Ich habe mir aber auch erlaubt, diesen Satz zu ergänzen und zwar „Du bist, was du isstund „Du isst, was du willst“. Denn in vielen Fällen kommen die Ausreden im Sinne von: „Es gab nur diesen Imbiss Stand in der Nähe“, „Ich hatte keine Zeit und habe mir schnell eine Brezel gekauft”, „Ich konnte dem Kuchen meiner Oma einfach nicht widerstehen“, „Ich war eingeladen und konnte das Essen einfach nicht ablehnen“, usw.

Meine Spruch-Ergänzung bezieht sich genau auf diese Ausreden. Jeder trifft Entscheidungen für sich, jeder ist für diese Entscheidungen sowie für die Konsequenzen verantwortlich. Ich bin mir sicher, dass viele von uns wissen, dass manches von dem, was sie essen, nicht gerade als gesund eingestuft wird, machen es aber trotzdem.

Ich werde nun die häufigsten Ernährungsformen erwähnen:

Vollwertkost nach Kollath 

Hier geht es um eine ganz einfache Ernährungsform, die viel Freiheit und nur 2 Regeln hat.

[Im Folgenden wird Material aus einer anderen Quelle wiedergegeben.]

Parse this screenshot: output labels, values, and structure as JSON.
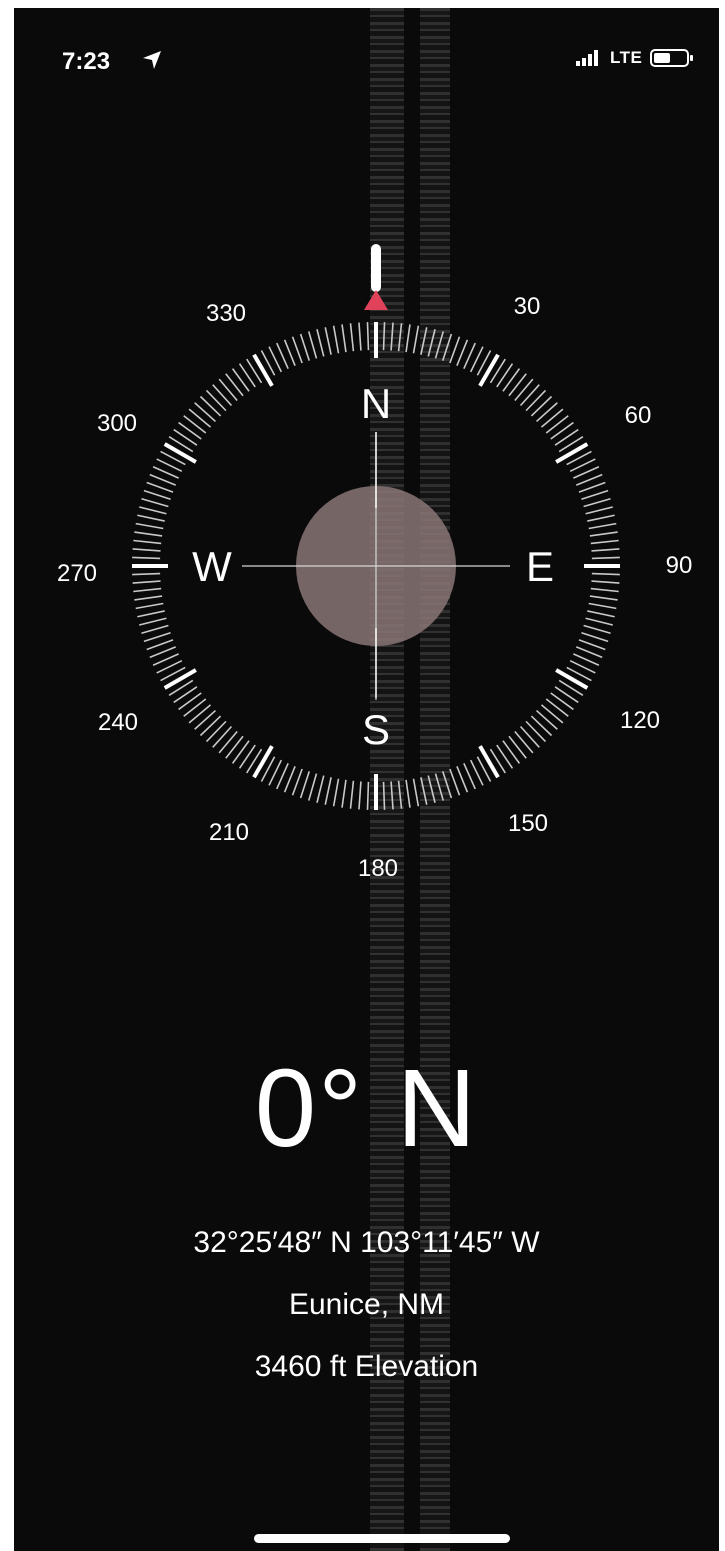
{
  "status_bar": {
    "time": "7:23",
    "network": "LTE",
    "icons": [
      "location-arrow-icon",
      "signal-bars-icon",
      "battery-icon"
    ]
  },
  "compass": {
    "heading_value": "0° N",
    "cardinals": [
      "N",
      "E",
      "S",
      "W"
    ],
    "degree_labels": [
      "30",
      "60",
      "90",
      "120",
      "150",
      "180",
      "210",
      "240",
      "270",
      "300",
      "330"
    ],
    "accent_color": "#e0425a",
    "needle_color": "#ffffff",
    "center_disc_color": "#8a7676"
  },
  "location": {
    "coordinates": "32°25′48″ N  103°11′45″ W",
    "place": "Eunice, NM",
    "elevation": "3460 ft Elevation"
  }
}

Die Lebensmittel sind in 6 Wertgruppen unterteilt, wobei bei jeder Gruppe vorgegeben wird, wie viel Prozent sie auf unserem Ernährungsplan ausmachen sollte.

Es geht um diese Gruppen:

  1. Natürliche, unveränderte Lebensmittel (10%)
  2. Mechanisch zerkleinerte Lebensmittel (20%)
  3. Fermentierte, erhitzte Lebensmittel (30%)
  4. Gekochte Lebensmittel (40%)
  5. Konservierte Lebensmittel (am besten 0%)
  6. Präparierte Lebensmittel (am besten 0%)

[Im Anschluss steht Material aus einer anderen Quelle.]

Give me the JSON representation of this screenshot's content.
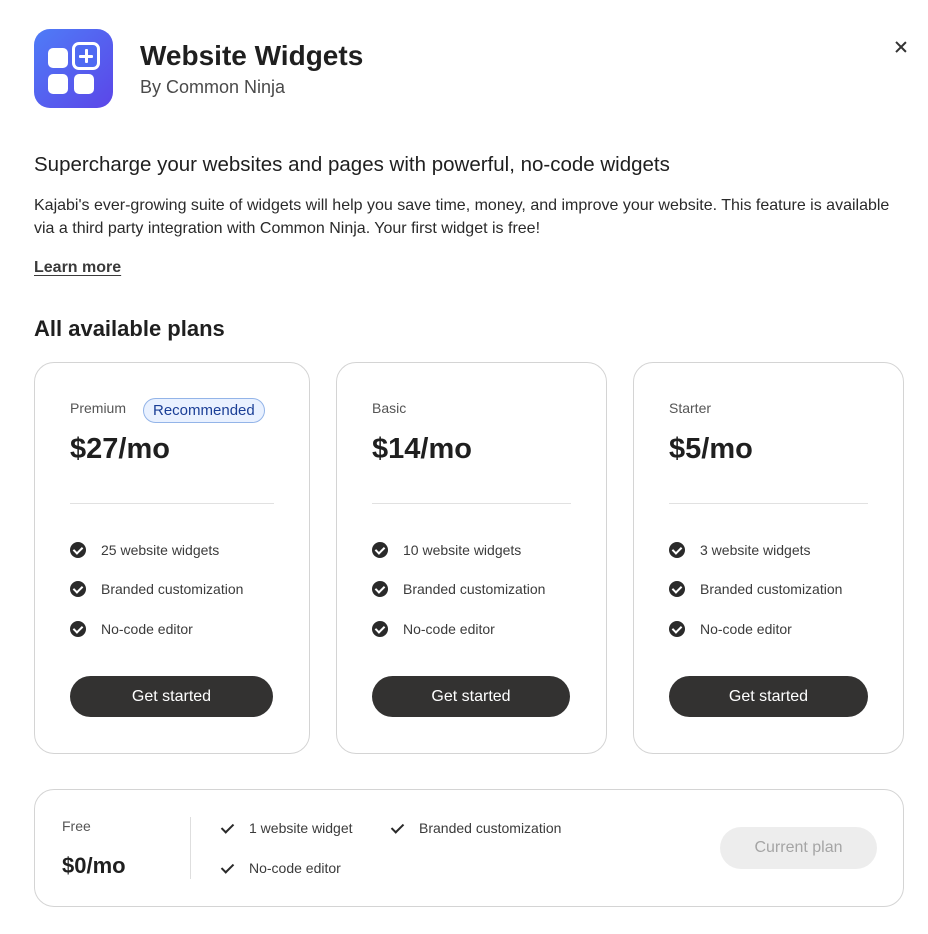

Als ausgewogene Ernährung13 gilt die Mischung aus den ersten vier Stufen. Die zwei letzten Stufen sollten nach Kollath weitgehend gemieden werden. Der einzige Nachteil bei einer ähnlichen Umstellung wäre die starke Beanspruchung der Verdauung, da vermehrt Rohkost konsumiert wird.

Vegetarisch und vegan

Diese beiden Ernährungsformen zählen nicht wirklich zu den Diätformen. Obwohl sie sehr bekannt sind und positive Wirkung auf die Gesundheit haben, liegen die Gründe in der eigenen Überzeugung und sind meistens politischen, ethischen oder religiösen Ursprungs. Es wird also auf bestimmte Lebensmittel oder sogar ganze Gruppen verzichtet. Der Verzicht ist in folgende Gruppen unterteilt:

  • Veganismus14: Streng genommener Verzicht auf jegliche Produkte, die im Zusammenhang mit tierischer Herkunft stehen
  • Ovo-lacto-Vegetarier: Milch, Milchprodukte und Eier werden verzehrt, aber kein Fleisch
  • Lacto-Vegetarier: Milch und Milchprodukte werden verzehrt, aber keine Eier und kein Fleisch
  • Pescetarier: Vegetarier, die Fisch essen

Die Ernährung ist vor allem auf die pflanzlichen Quellen konzentriert. Sie ist nährstoff-, ballaststoffreich, enthält viele Vitamine und Mineralstoffe und ist kalorienarm. Aber auch dieser Verzicht hat schlechte Seiten, man riskiert Unterversorgung bei bestimmten Nährstoffen wie z.B. Eisen, Vitamin B 12, Omega 3 Fettsäuren, Jod oder Kalzium. Dank Ergänzungspräparaten kann man einen Ausgleich herstellen, der aber vorher mit einem Arzt besprochen und regelmäßig beobachtet werden sollte. Denn Überversorgung von manchen Mikronährstoffen, kann auch Nachteile mit sich bringen.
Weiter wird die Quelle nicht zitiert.